Add powerful doses of murderous gothic mayhem, witty humor, and a touch of the erotic and there is everything here to remind you of why live theater can never be replaced by a screen.
Taking the role of Dracula is a suitably charismatic Dan Istrate, who relishes all that is creepy, but also compelling about the fanged seducer. He has particular chemistry with Rachael Small’s Lucy, one of Dracula’s first victims upon his arrival in England in search of fresh blood.
Small is a strong and fluid mover and her dances with Istrate are powerfully visual, as well as visceral. Another stand-out is the other-worldly performance of Justin J. Bell as the demon that first possesses Dracula. Paired with Irina Tsikurishvili’s choreography, this is movement that truly elevates the storytelling.
As Dracula’s three demon wives, Maryam Najafzada, Irene Hamilton, and Anna Tsikurishvili provide powerful continuity as they further their master’s wishes and wreak their own brand of havoc.
Their dancing is sinewy, athletic and so seamlessly in sync, they are utterly believable as everything from flames to horses to winsome beguilers of unsuspecting men.
As Lucy’s three suitors, Philip Fletcher’s Holmwood, Pablo Guillen’s Dr. Seward, and Bells’ Quincey bring plenty of energy. In the role of Jonathan, Dracula’s lawyer and Mina’s betrothed, Jacob Thompson is suitably disconcerted and is an appealing mime and mover. A little less on the mark is Renata Loman’s Van Helsing, with a performance that is a shade too self-conscious and a voice that needs a tad more projection.
If there is anything else that dampens the proceedings, it’s the spoken parts, which — as has often been the case with Synetic — tend to slightly break the fiction. One minute we are deep in a wild, mysterious world and the next, we hear a voice that sounds like the voice-over in a mattress ad. There is no solution except the dedicated services of a voice coach.
What does work here, are many of the actors with accents. As Dracula’s servant Renfield, Irakli Kavsadze (who is also the show’s sound designer) is memorable as he wanders the stage voicing his mortal despair. Similarly, as Dracula’s love interest Mina, Nutsa Tediashvili’s accent is perhaps incongruous but not in any way grating and she proves convincing as an unassuming young woman trying to make sense of the impossible and the tragic.

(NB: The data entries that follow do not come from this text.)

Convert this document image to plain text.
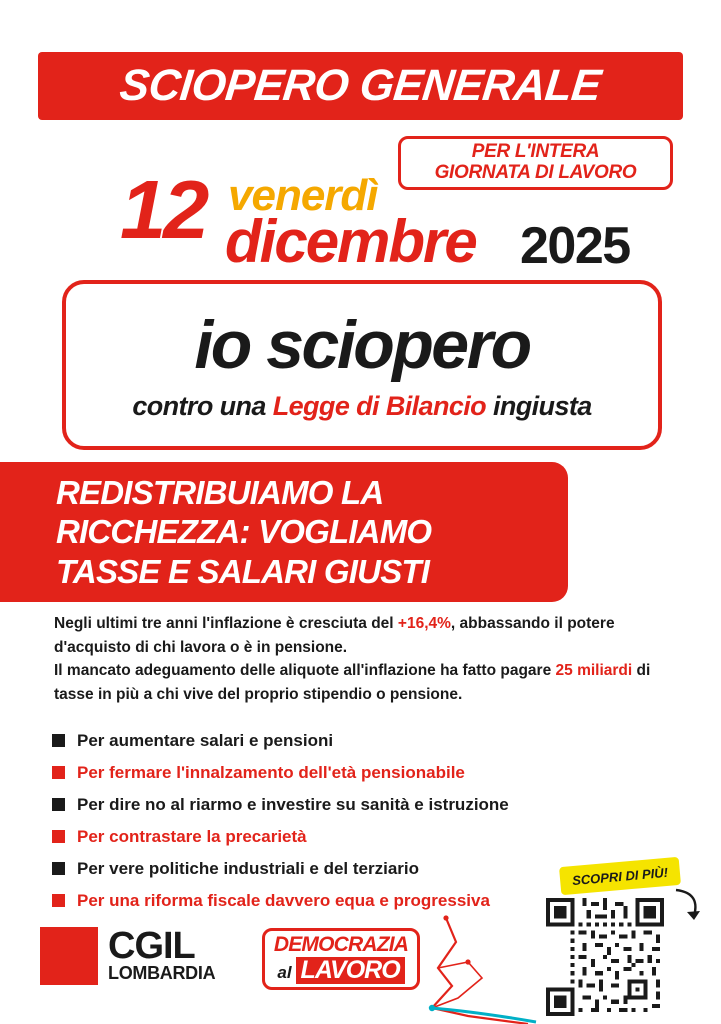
SCIOPERO GENERALE
PER L'INTERA
GIORNATA DI LAVORO
12 venerdì
dicembre 2025
io sciopero
contro una Legge di Bilancio ingiusta
REDISTRIBUIAMO LA
RICCHEZZA: VOGLIAMO
TASSE E SALARI GIUSTI
Negli ultimi tre anni l'inflazione è cresciuta del +16,4%, abbassando il potere d'acquisto di chi lavora o è in pensione.
Il mancato adeguamento delle aliquote all'inflazione ha fatto pagare 25 miliardi di tasse in più a chi vive del proprio stipendio o pensione.
Per aumentare salari e pensioni
Per fermare l'innalzamento dell'età pensionabile
Per dire no al riarmo e investire su sanità e istruzione
Per contrastare la precarietà
Per vere politiche industriali e del terziario
Per una riforma fiscale davvero equa e progressiva
CGIL
LOMBARDIA
DEMOCRAZIA
al LAVORO
SCOPRI DI PIÙ!
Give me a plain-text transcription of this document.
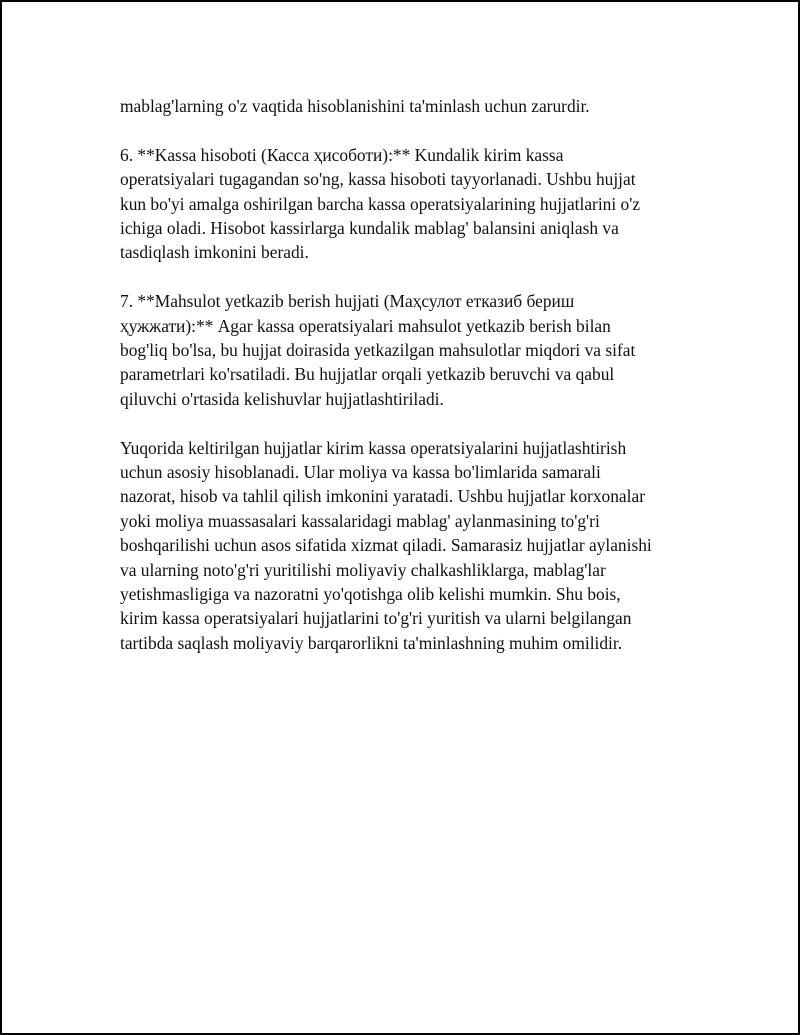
mablag'larning o'z vaqtida hisoblanishini ta'minlash uchun zarurdir.

6. **Kassa hisoboti (Касса ҳисоботи):** Kundalik kirim kassa
operatsiyalari tugagandan so'ng, kassa hisoboti tayyorlanadi. Ushbu hujjat
kun bo'yi amalga oshirilgan barcha kassa operatsiyalarining hujjatlarini o'z
ichiga oladi. Hisobot kassirlarga kundalik mablag' balansini aniqlash va
tasdiqlash imkonini beradi.

7. **Mahsulot yetkazib berish hujjati (Маҳсулот етказиб бериш
ҳужжати):** Agar kassa operatsiyalari mahsulot yetkazib berish bilan
bog'liq bo'lsa, bu hujjat doirasida yetkazilgan mahsulotlar miqdori va sifat
parametrlari ko'rsatiladi. Bu hujjatlar orqali yetkazib beruvchi va qabul
qiluvchi o'rtasida kelishuvlar hujjatlashtiriladi.

Yuqorida keltirilgan hujjatlar kirim kassa operatsiyalarini hujjatlashtirish
uchun asosiy hisoblanadi. Ular moliya va kassa bo'limlarida samarali
nazorat, hisob va tahlil qilish imkonini yaratadi. Ushbu hujjatlar korxonalar
yoki moliya muassasalari kassalaridagi mablag' aylanmasining to'g'ri
boshqarilishi uchun asos sifatida xizmat qiladi. Samarasiz hujjatlar aylanishi
va ularning noto'g'ri yuritilishi moliyaviy chalkashliklarga, mablag'lar
yetishmasligiga va nazoratni yo'qotishga olib kelishi mumkin. Shu bois,
kirim kassa operatsiyalari hujjatlarini to'g'ri yuritish va ularni belgilangan
tartibda saqlash moliyaviy barqarorlikni ta'minlashning muhim omilidir.
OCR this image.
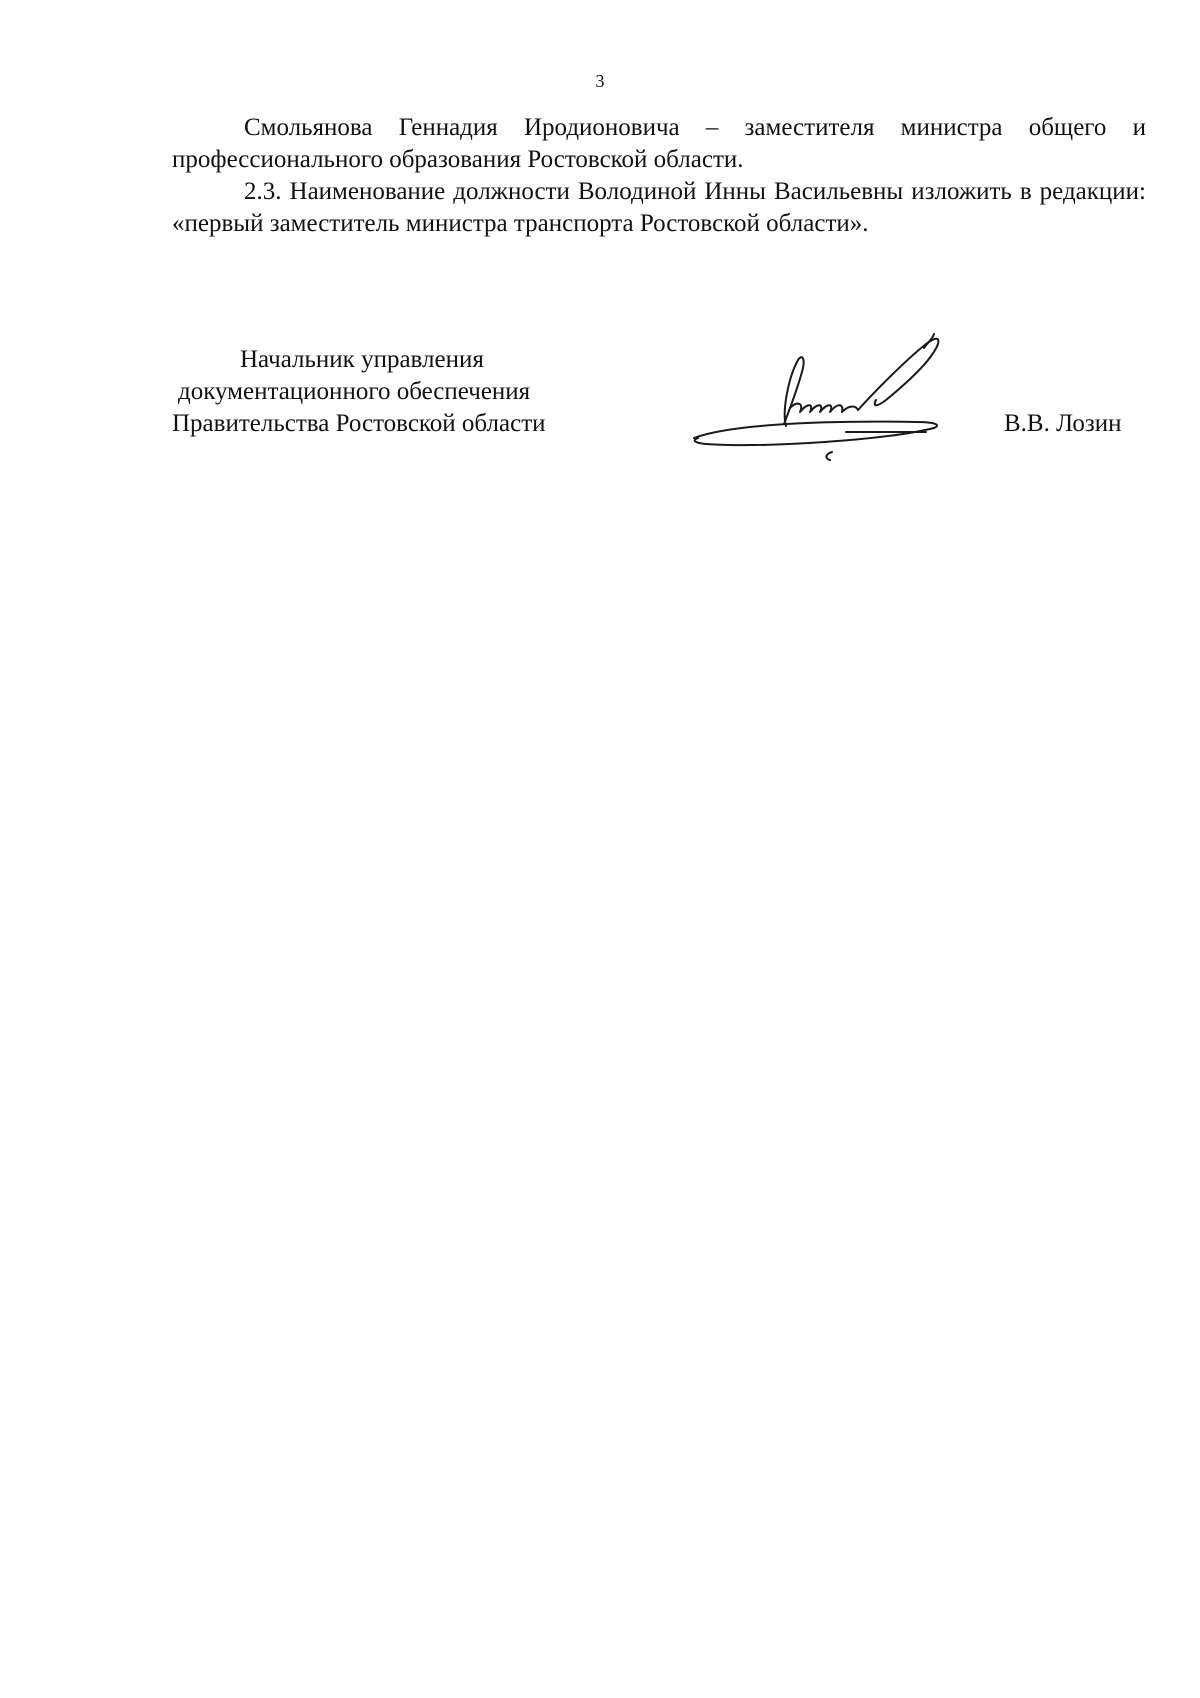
3

Смольянова Геннадия Иродионовича – заместителя министра общего и профессионального образования Ростовской области.

2.3. Наименование должности Володиной Инны Васильевны изложить в редакции: «первый заместитель министра транспорта Ростовской области».

Начальник управления
документационного обеспечения
Правительства Ростовской области	В.В. Лозин
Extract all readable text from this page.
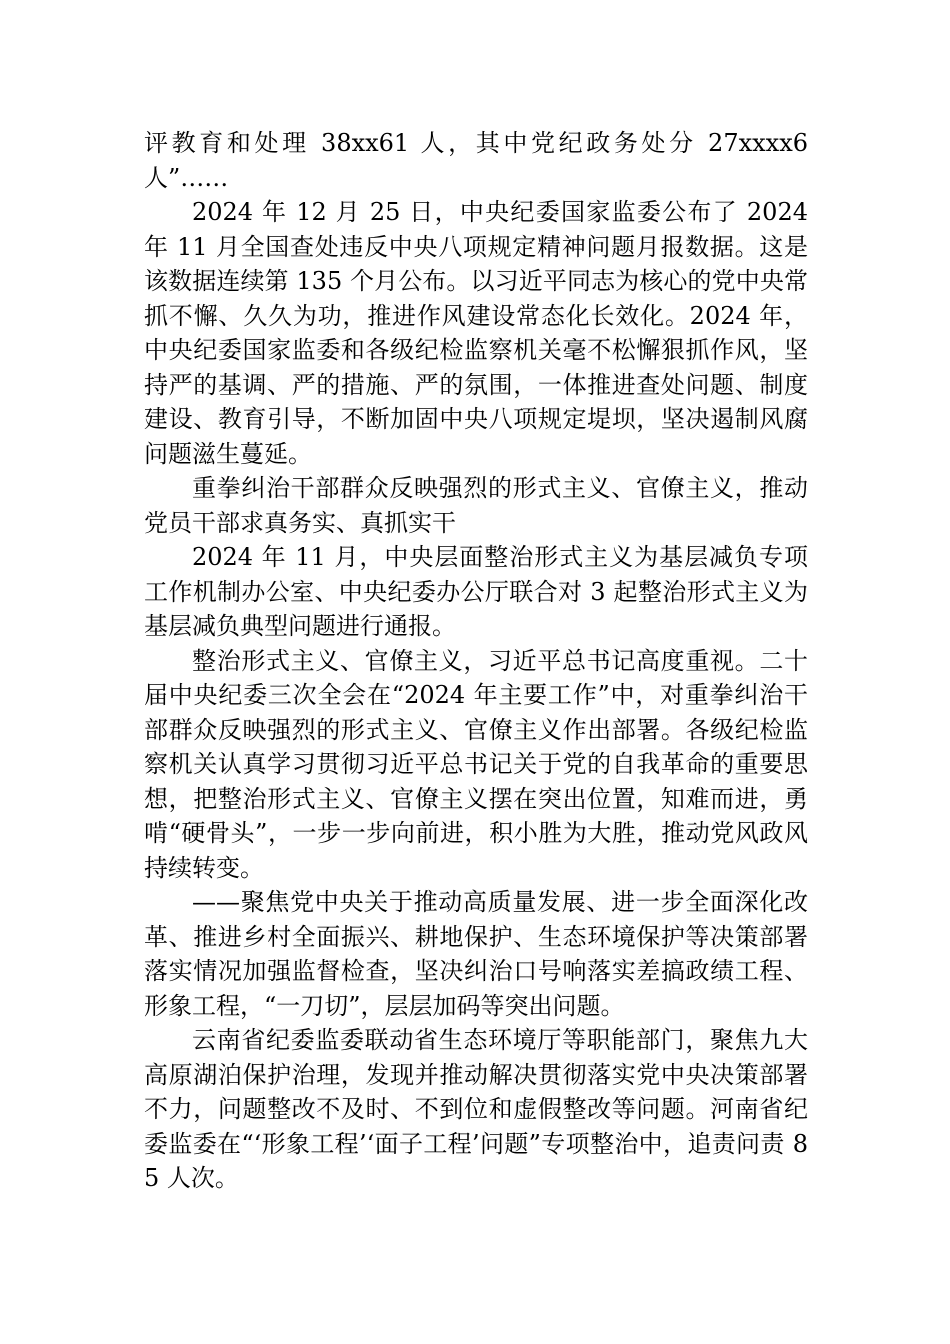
评教育和处理 38xx61 人，其中党纪政务处分 27xxxx6 人”……

2024 年 12 月 25 日，中央纪委国家监委公布了 2024 年 11 月全国查处违反中央八项规定精神问题月报数据。这是该数据连续第 135 个月公布。以习近平同志为核心的党中央常抓不懈、久久为功，推进作风建设常态化长效化。2024 年，中央纪委国家监委和各级纪检监察机关毫不松懈狠抓作风，坚持严的基调、严的措施、严的氛围，一体推进查处问题、制度建设、教育引导，不断加固中央八项规定堤坝，坚决遏制风腐问题滋生蔓延。

重拳纠治干部群众反映强烈的形式主义、官僚主义，推动党员干部求真务实、真抓实干

2024 年 11 月，中央层面整治形式主义为基层减负专项工作机制办公室、中央纪委办公厅联合对 3 起整治形式主义为基层减负典型问题进行通报。

整治形式主义、官僚主义，习近平总书记高度重视。二十届中央纪委三次全会在“2024 年主要工作”中，对重拳纠治干部群众反映强烈的形式主义、官僚主义作出部署。各级纪检监察机关认真学习贯彻习近平总书记关于党的自我革命的重要思想，把整治形式主义、官僚主义摆在突出位置，知难而进，勇啃“硬骨头”，一步一步向前进，积小胜为大胜，推动党风政风持续转变。

——聚焦党中央关于推动高质量发展、进一步全面深化改革、推进乡村全面振兴、耕地保护、生态环境保护等决策部署落实情况加强监督检查，坚决纠治口号响落实差搞政绩工程、形象工程，“一刀切”，层层加码等突出问题。

云南省纪委监委联动省生态环境厅等职能部门，聚焦九大高原湖泊保护治理，发现并推动解决贯彻落实党中央决策部署不力，问题整改不及时、不到位和虚假整改等问题。河南省纪委监委在“‘形象工程’‘面子工程’问题”专项整治中，追责问责 85 人次。
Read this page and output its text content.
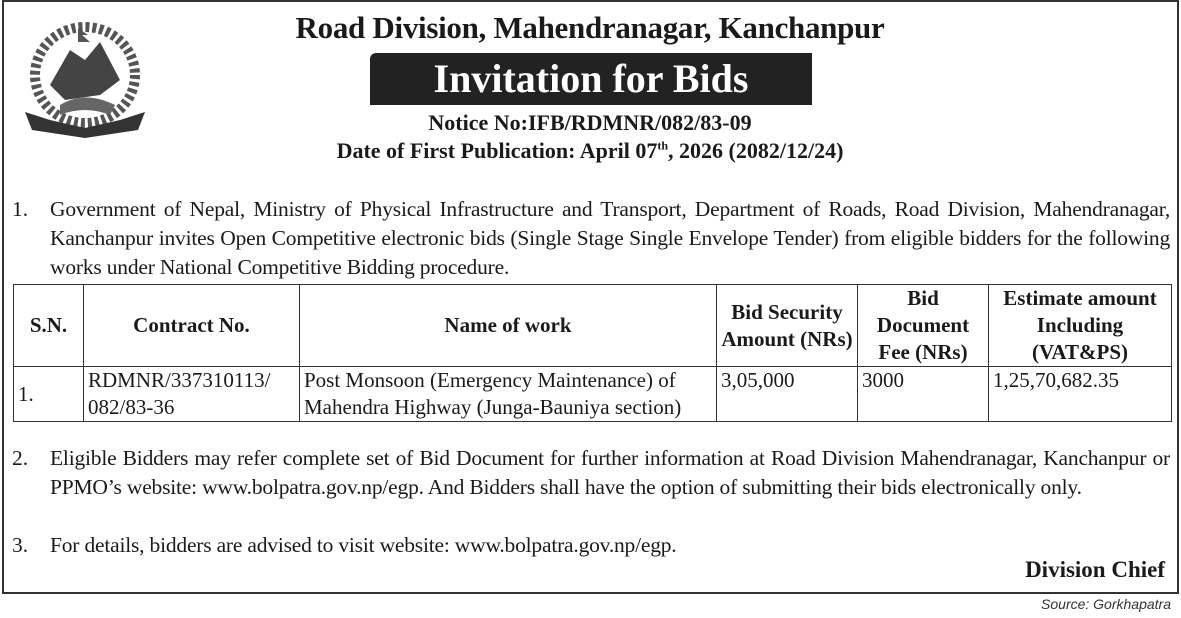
Road Division, Mahendranagar, Kanchanpur
Invitation for Bids
Notice No:IFB/RDMNR/082/83-09
Date of First Publication: April 07th, 2026 (2082/12/24)
1. Government of Nepal, Ministry of Physical Infrastructure and Transport, Department of Roads, Road Division, Mahendranagar, Kanchanpur invites Open Competitive electronic bids (Single Stage Single Envelope Tender) from eligible bidders for the following works under National Competitive Bidding procedure.
S.N.	Contract No.	Name of work	Bid Security Amount (NRs)	Bid Document Fee (NRs)	Estimate amount Including (VAT&PS)
1.	RDMNR/337310113/ 082/83-36	Post Monsoon (Emergency Maintenance) of Mahendra Highway (Junga-Bauniya section)	3,05,000	3000	1,25,70,682.35
2. Eligible Bidders may refer complete set of Bid Document for further information at Road Division Mahendranagar, Kanchanpur or PPMO’s website: www.bolpatra.gov.np/egp. And Bidders shall have the option of submitting their bids electronically only.
3. For details, bidders are advised to visit website: www.bolpatra.gov.np/egp.
Division Chief
Source: Gorkhapatra
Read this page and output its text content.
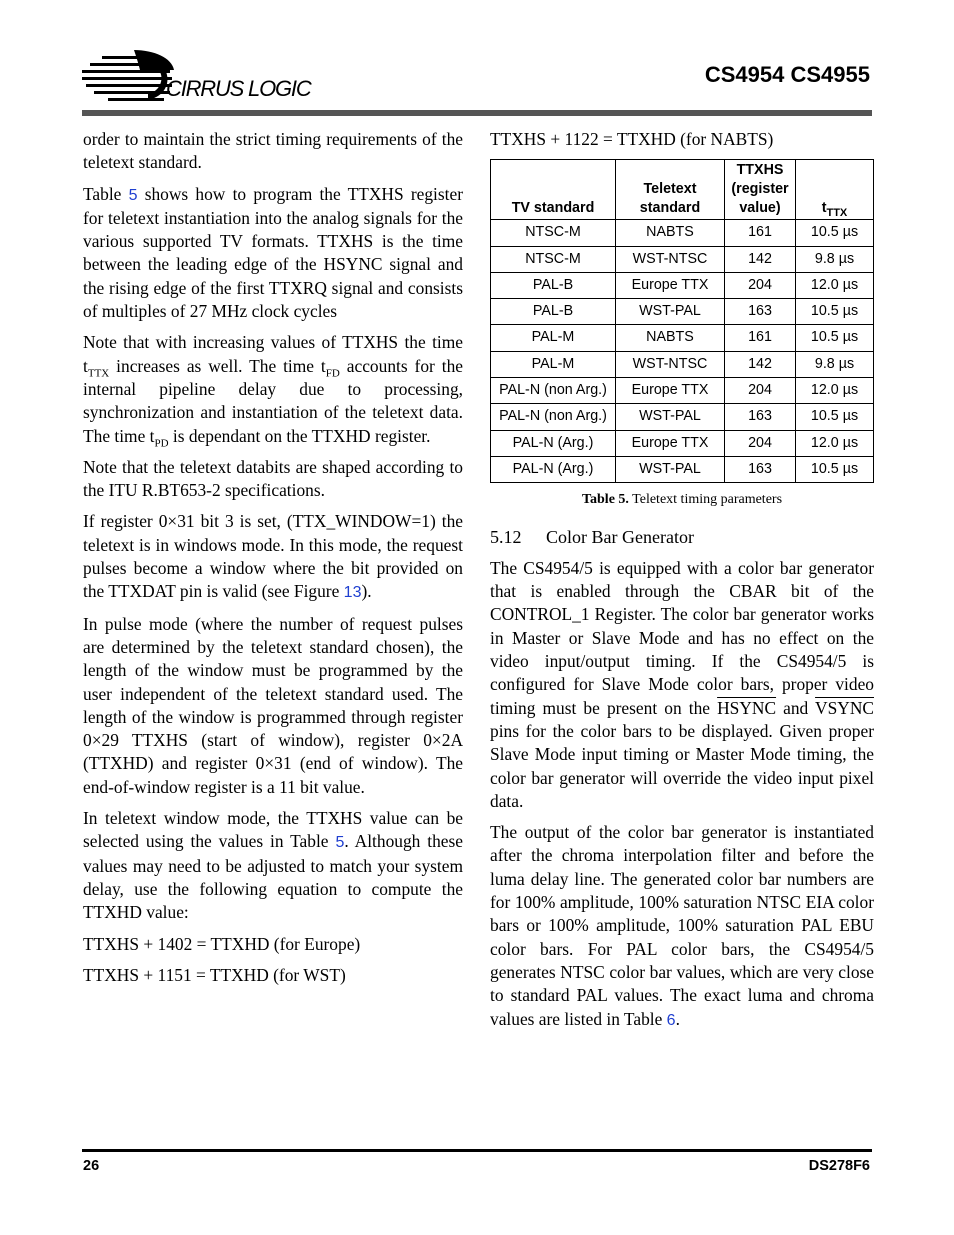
CIRRUS LOGIC
CS4954 CS4955

order to maintain the strict timing requirements of the teletext standard.

Table 5 shows how to program the TTXHS register for teletext instantiation into the analog signals for the various supported TV formats. TTXHS is the time between the leading edge of the HSYNC signal and the rising edge of the first TTXRQ signal and consists of multiples of 27 MHz clock cycles

Note that with increasing values of TTXHS the time $t_{TTX}$ increases as well. The time $t_{FD}$ accounts for the internal pipeline delay due to processing, synchronization and instantiation of the teletext data. The time $t_{PD}$ is dependant on the TTXHD register.

Note that the teletext databits are shaped according to the ITU R.BT653-2 specifications.

If register 0×31 bit 3 is set, (TTX_WINDOW=1) the teletext is in windows mode. In this mode, the request pulses become a window where the bit provided on the TTXDAT pin is valid (see Figure 13).

In pulse mode (where the number of request pulses are determined by the teletext standard chosen), the length of the window must be programmed by the user independent of the teletext standard used. The length of the window is programmed through register 0×29 TTXHS (start of window), register 0×2A (TTXHD) and register 0×31 (end of window). The end-of-window register is a 11 bit value.

In teletext window mode, the TTXHS value can be selected using the values in Table 5. Although these values may need to be adjusted to match your system delay, use the following equation to compute the TTXHD value:

TTXHS + 1402 = TTXHD (for Europe)

TTXHS + 1151 = TTXHD (for WST)

TTXHS + 1122 = TTXHD (for NABTS)

TV standard	Teletext standard	TTXHS (register value)	$t_{TTX}$
NTSC-M	NABTS	161	10.5 µs
NTSC-M	WST-NTSC	142	9.8 µs
PAL-B	Europe TTX	204	12.0 µs
PAL-B	WST-PAL	163	10.5 µs
PAL-M	NABTS	161	10.5 µs
PAL-M	WST-NTSC	142	9.8 µs
PAL-N (non Arg.)	Europe TTX	204	12.0 µs
PAL-N (non Arg.)	WST-PAL	163	10.5 µs
PAL-N (Arg.)	Europe TTX	204	12.0 µs
PAL-N (Arg.)	WST-PAL	163	10.5 µs
Table 5. Teletext timing parameters
5.12 Color Bar Generator

The CS4954/5 is equipped with a color bar generator that is enabled through the CBAR bit of the CONTROL_1 Register. The color bar generator works in Master or Slave Mode and has no effect on the video input/output timing. If the CS4954/5 is configured for Slave Mode color bars, proper video timing must be present on the HSYNC and VSYNC pins for the color bars to be displayed. Given proper Slave Mode input timing or Master Mode timing, the color bar generator will override the video input pixel data.

The output of the color bar generator is instantiated after the chroma interpolation filter and before the luma delay line. The generated color bar numbers are for 100% amplitude, 100% saturation NTSC EIA color bars or 100% amplitude, 100% saturation PAL EBU color bars. For PAL color bars, the CS4954/5 generates NTSC color bar values, which are very close to standard PAL values. The exact luma and chroma values are listed in Table 6.

26	DS278F6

With ample, spacious seating and a mask requirement, Synetic’s Crystal City home is an excellent place to relaunch a return to live theater. Just like this epic tale of the king of amorous, blood-sucking vampires, it’s a safe way to enjoy the thrill of a little darkness.
Dracula (★★★★☆) runs through Nov. 6 at Synetic Theatre, 1800 S. Bell Street in Arlington, Va. Tickets are $20 to $60.